I have
been following the election in Israel, and it has caused me to think back to
the times I have visited the Holy Land. It has been many years now since I traveled
to Israel. The last time was in the year 2000. I still have a sun-faded cap with
the words “Jerusalem 2000” on it. There are many reasons I have not returned,
but now I have one more. It would break my heart to see the wall.
I am referring to the security wall built between Israel
and the Occupied Territories. Israel had already built a wall around the Gaza
Strip in the 1990’s, but now a wall has been built around the whole West Bank. It
is a serpentine scar on the landscape of this beautiful land.
In 2013 a 145 mile fence was constructed at the Egyptian
border, and a new fence was built in the Golan Heights at the border with Syria
in the same year. Now all that remains is to construct a barricade at the peaceful
border with Jordan. Then the Israeli fortress will be complete.

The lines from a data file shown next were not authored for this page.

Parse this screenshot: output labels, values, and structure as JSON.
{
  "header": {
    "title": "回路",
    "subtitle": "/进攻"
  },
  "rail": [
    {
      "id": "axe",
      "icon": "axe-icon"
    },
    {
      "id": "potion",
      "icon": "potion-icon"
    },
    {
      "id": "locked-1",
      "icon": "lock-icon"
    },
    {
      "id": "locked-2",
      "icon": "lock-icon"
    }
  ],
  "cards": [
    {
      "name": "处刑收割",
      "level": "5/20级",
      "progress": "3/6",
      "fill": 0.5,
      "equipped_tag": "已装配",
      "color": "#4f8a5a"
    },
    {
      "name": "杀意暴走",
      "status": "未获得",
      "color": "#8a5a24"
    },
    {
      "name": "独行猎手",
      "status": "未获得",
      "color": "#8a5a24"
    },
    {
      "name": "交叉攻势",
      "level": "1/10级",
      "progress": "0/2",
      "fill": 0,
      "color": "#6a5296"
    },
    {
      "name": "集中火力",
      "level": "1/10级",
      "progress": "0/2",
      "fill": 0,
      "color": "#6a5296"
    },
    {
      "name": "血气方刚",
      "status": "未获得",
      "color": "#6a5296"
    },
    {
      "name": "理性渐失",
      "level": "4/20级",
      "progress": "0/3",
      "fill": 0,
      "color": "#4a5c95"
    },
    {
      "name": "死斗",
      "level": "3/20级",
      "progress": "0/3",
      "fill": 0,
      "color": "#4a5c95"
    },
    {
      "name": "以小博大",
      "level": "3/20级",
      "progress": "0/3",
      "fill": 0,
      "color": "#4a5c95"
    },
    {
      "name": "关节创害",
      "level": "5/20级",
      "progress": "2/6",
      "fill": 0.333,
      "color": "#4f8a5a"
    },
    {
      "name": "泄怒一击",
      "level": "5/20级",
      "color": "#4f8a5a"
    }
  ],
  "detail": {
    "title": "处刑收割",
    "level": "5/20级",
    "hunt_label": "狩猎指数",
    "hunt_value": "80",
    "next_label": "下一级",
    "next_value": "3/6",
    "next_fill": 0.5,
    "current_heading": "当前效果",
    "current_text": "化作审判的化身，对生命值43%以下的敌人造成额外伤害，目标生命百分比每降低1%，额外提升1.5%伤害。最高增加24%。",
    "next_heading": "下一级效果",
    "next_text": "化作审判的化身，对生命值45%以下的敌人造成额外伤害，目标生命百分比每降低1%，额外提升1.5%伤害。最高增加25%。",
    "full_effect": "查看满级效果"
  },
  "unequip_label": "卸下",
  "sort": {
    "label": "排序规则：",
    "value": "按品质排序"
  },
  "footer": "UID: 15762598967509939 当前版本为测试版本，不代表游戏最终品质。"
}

I have been told that this wall adjoins Tantur, the
Ecumenical Institute where I and my whole family lived for a semester in 1991. In those more peaceful times we had only hand-thrown
stones, rubber bullets and tear gas to contend with. Yet we were unafraid to
walk regularly over the border into Bethlehem.
We used to walk unobstructed from our flat at Tantur into
Bethlehem to shop for pita bread and fruit at a nearby market. We would walk past
Rachel’s tomb, all the way to Manger Square to visit the Basilica of the
Nativity, the traditional site of Jesus’s birth. That experience made such an
impression on me that every Christmas Eve I still remember the smell of the
incense in that church.
To take that journey into Bethlehem now, one would have to
go through a military checkpoint. My experience
contrasts sharply with that of my brother-in-law, who is presently visiting a Jewish
settlement on the West Bank. I have urged him repeatedly to visit the site of
our Savior’s birth, but it is not as easy as it used to be. Here is a Christian walled out from a holy site.
Robert
Frost wrote, “Something there is that doesn't love a wall, That wants it
down.” That something that doesn't love a wall lives in me. Part of me want to shout a paraphrase of JFK, “Ich bin ein Bethlehemer” and
Ronald Reagan, “Mr. Netanyahu, tear down this wall.”
Robert Frost wrote:
Before
I built a wall I’d ask to know
What I was walling in or walling out,
And to whom I was like to give offense.
The stated purpose of the wall is to wall out terrorists.
They say it has worked, pointing to the fact that there has not been a suicide
bombing since 2009. If I was a Jew in Israel, I might see the wall this way
also – as a protection from terror. But I know that something there is that
does not love a wall, that wants it down.
I also know that the wall has stopped ordinary commerce and
interactions between Palestinians and Israelis. Palestinians are severely
restricted in their travel to Israel. Israelis are banned from entering Palestinian
cities in the West Bank. Many young Israelis have never met a Palestinian face
to face, and vice versa.
This lack of social contact between the two peoples breeds ignorance,
which breeds fear and hatred, which breeds violence. It is easier – on both
sides - to dehumanize a faceless, nameless enemy, whose only identity is formed
from our own imaginations and government propaganda. Perhaps the wall has
decreased one type of violence, but I fear it is also planting the seeds of
another type of violence.
Something there is that doesn't love a
wall,
That sends the frozen-ground-swell under
it,
And spills the upper boulders in the sun,
And makes gaps even two can pass abreast.
I pray
for a ground swell in the Holy Land.